The unremarkable yet profound difference between Beijing and Shanghai
I met two old friends and new colleagues for dinner last night in a little place off of Huaihai Lu, the sort of place that they only have in Shanghai, with a deco stained-glass door and superfluous wooden moldings, stuff that’s plausibly old and thus able to obscure the fact that it’s probably new. Dainty menu, but not the sort that holds itself in much regard. This was not, mind you, one of those simulacral French places, though Shanghai does the francolacrum almost as well as McNally-era New York. (I went to one of those for breakfast this morning, a self-proclaimed “maison de qualité”; Handel Lee was at the next table, little French kids were running around unharnessed, and the only outlet was on the ceiling, the better not to disturb the affected buffed wood paneling.)
But back to our little dinner of dry-fried pomfret and tomato soup.
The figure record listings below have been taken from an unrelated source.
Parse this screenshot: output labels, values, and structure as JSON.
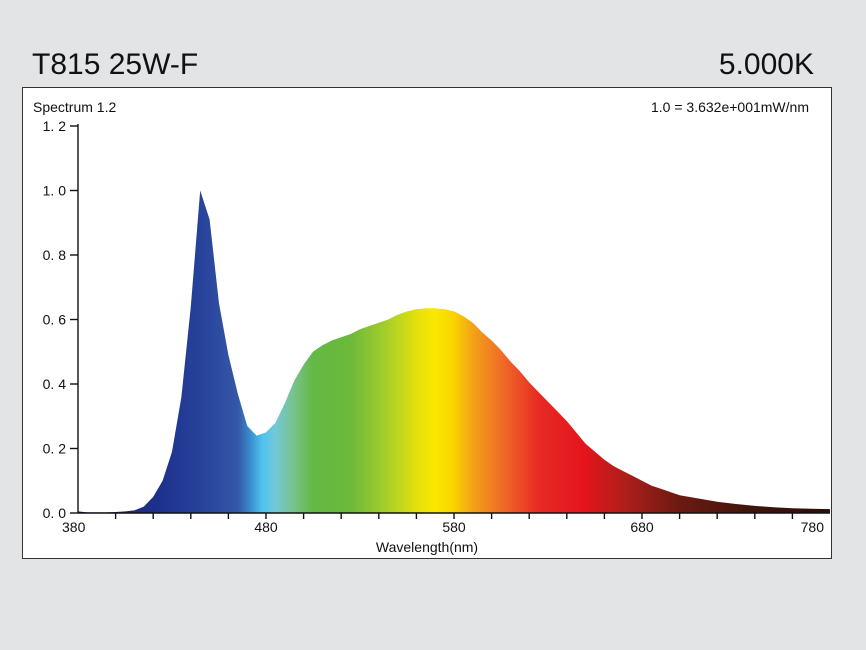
{
  "header": {
    "model": "T815 25W-F",
    "cct": "5.000K"
  },
  "chart_data": {
    "type": "area",
    "title": "Spectrum 1.2",
    "scale_note": "1.0 =  3.632e+001mW/nm",
    "xlabel": "Wavelength(nm)",
    "ylabel": "",
    "xlim": [
      380,
      780
    ],
    "ylim": [
      0,
      1.2
    ],
    "x_ticks": [
      380,
      480,
      580,
      680,
      780
    ],
    "y_ticks": [
      "0. 0",
      "0. 2",
      "0. 4",
      "0. 6",
      "0. 8",
      "1. 0",
      "1. 2"
    ],
    "grid": false,
    "fill": "visible-spectrum color gradient",
    "series": [
      {
        "x": [
          380,
          385,
          390,
          395,
          400,
          405,
          410,
          415,
          420,
          425,
          430,
          435,
          440,
          445,
          450,
          455,
          460,
          465,
          470,
          475,
          480,
          485,
          490,
          495,
          500,
          505,
          510,
          515,
          520,
          525,
          530,
          535,
          540,
          545,
          550,
          555,
          560,
          565,
          570,
          575,
          580,
          585,
          590,
          595,
          600,
          605,
          610,
          615,
          620,
          625,
          630,
          635,
          640,
          645,
          650,
          655,
          660,
          665,
          670,
          675,
          680,
          685,
          690,
          695,
          700,
          710,
          720,
          730,
          740,
          750,
          760,
          770,
          780
        ],
        "y": [
          0.005,
          0.002,
          0.002,
          0.002,
          0.003,
          0.005,
          0.008,
          0.02,
          0.05,
          0.1,
          0.19,
          0.36,
          0.64,
          1.0,
          0.91,
          0.65,
          0.49,
          0.37,
          0.27,
          0.24,
          0.25,
          0.28,
          0.34,
          0.41,
          0.46,
          0.5,
          0.52,
          0.535,
          0.545,
          0.555,
          0.57,
          0.58,
          0.59,
          0.6,
          0.615,
          0.625,
          0.632,
          0.635,
          0.635,
          0.632,
          0.625,
          0.61,
          0.59,
          0.56,
          0.535,
          0.505,
          0.47,
          0.44,
          0.405,
          0.375,
          0.345,
          0.315,
          0.285,
          0.25,
          0.215,
          0.19,
          0.165,
          0.145,
          0.13,
          0.115,
          0.1,
          0.085,
          0.075,
          0.065,
          0.055,
          0.045,
          0.035,
          0.028,
          0.022,
          0.018,
          0.015,
          0.013,
          0.012
        ]
      }
    ]
  }
}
They were closing a supplement, so we didn’t sit down until twenty past ten, just as the usual Friday-night crowd began to settle their tabs. We were into duck pancakes when a loud group of five or six middle-aged Chinese intellectuals stumbled through the spring-hinged door and sat itself at the next table. My phone was trying to access a Halloween picture of my improvised Karl Lagerfeld next to a stunning network news reporter in a chador. My editor friends were waiting politely as the little download wheel spun. We moved to Riesling. Their German architectural photographer buddy was on her way over, with the new husband, an industrial-shipping broker. They arrived and the conversation moved to shipbuilding overcapacity, piracy and its effect on fee schedules, a lark to restage their wedding in the German Pavilion come May, and one friend who’s trying to make an art career from the fashion world.
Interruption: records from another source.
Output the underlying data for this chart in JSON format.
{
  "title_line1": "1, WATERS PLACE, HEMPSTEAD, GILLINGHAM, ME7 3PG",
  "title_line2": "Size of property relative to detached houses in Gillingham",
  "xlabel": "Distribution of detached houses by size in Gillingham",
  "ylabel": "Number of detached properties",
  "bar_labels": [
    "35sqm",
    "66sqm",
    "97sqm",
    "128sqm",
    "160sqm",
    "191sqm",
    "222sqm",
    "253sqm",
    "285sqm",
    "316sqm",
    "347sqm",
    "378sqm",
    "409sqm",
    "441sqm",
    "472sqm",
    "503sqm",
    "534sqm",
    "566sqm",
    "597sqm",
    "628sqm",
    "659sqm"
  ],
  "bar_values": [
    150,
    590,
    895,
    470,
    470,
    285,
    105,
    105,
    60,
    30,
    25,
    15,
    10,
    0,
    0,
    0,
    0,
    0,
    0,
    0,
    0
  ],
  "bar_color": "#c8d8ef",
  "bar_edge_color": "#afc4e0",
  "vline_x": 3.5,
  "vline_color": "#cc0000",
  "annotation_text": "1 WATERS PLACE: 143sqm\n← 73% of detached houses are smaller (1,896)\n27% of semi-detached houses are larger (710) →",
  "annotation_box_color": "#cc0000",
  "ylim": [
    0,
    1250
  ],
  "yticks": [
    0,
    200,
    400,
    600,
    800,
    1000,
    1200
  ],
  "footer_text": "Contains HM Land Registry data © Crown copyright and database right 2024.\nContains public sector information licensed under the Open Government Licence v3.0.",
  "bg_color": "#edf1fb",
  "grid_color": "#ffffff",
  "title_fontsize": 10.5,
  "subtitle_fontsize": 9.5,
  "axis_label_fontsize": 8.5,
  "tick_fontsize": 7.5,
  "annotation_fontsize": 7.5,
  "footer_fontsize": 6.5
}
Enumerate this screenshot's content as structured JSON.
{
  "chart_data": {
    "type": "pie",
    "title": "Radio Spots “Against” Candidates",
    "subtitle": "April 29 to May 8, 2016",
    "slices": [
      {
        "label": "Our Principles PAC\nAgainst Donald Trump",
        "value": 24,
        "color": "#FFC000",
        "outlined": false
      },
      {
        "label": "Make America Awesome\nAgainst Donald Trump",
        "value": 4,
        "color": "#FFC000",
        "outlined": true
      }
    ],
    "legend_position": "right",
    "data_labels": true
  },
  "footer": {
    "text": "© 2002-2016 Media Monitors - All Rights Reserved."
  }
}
And then, out of nowhere, the six intellectuals start talking about art. They’re drunk and rowdy and impassioned, and I don’t think they’d ordered anything. There’s a woman, and she’s insisting on her creative prerogative in the abstract. There’s a man, telling her she’s too Westernized. They’re batting ideas around, toggling between Shanghainese and Mandarin. Someone throws out the name Zhou Tiehai, calls him a fraud. The woman with the artistic aspirations, thinking we don’t understand or just not caring if we do, starts with the old rhetorical device of ask-the-people-at-the-next-table, who though we are two Chinese faces and a Western one, are enough to represent for her some sort of taste hierarchy that will confirm to the man that she is not exactly like us. The substance of the argument is of course not important here, but the modality, the timbre, the way they sit on some chairs and use others to rest elbows, the way their bodies consume the limited space of a narrow joint on a narrow street with strangers in proximity who can be invoked but never addressed.
And that’s when it occurred to me: Yang Fudong not as fantasia but as mimesis.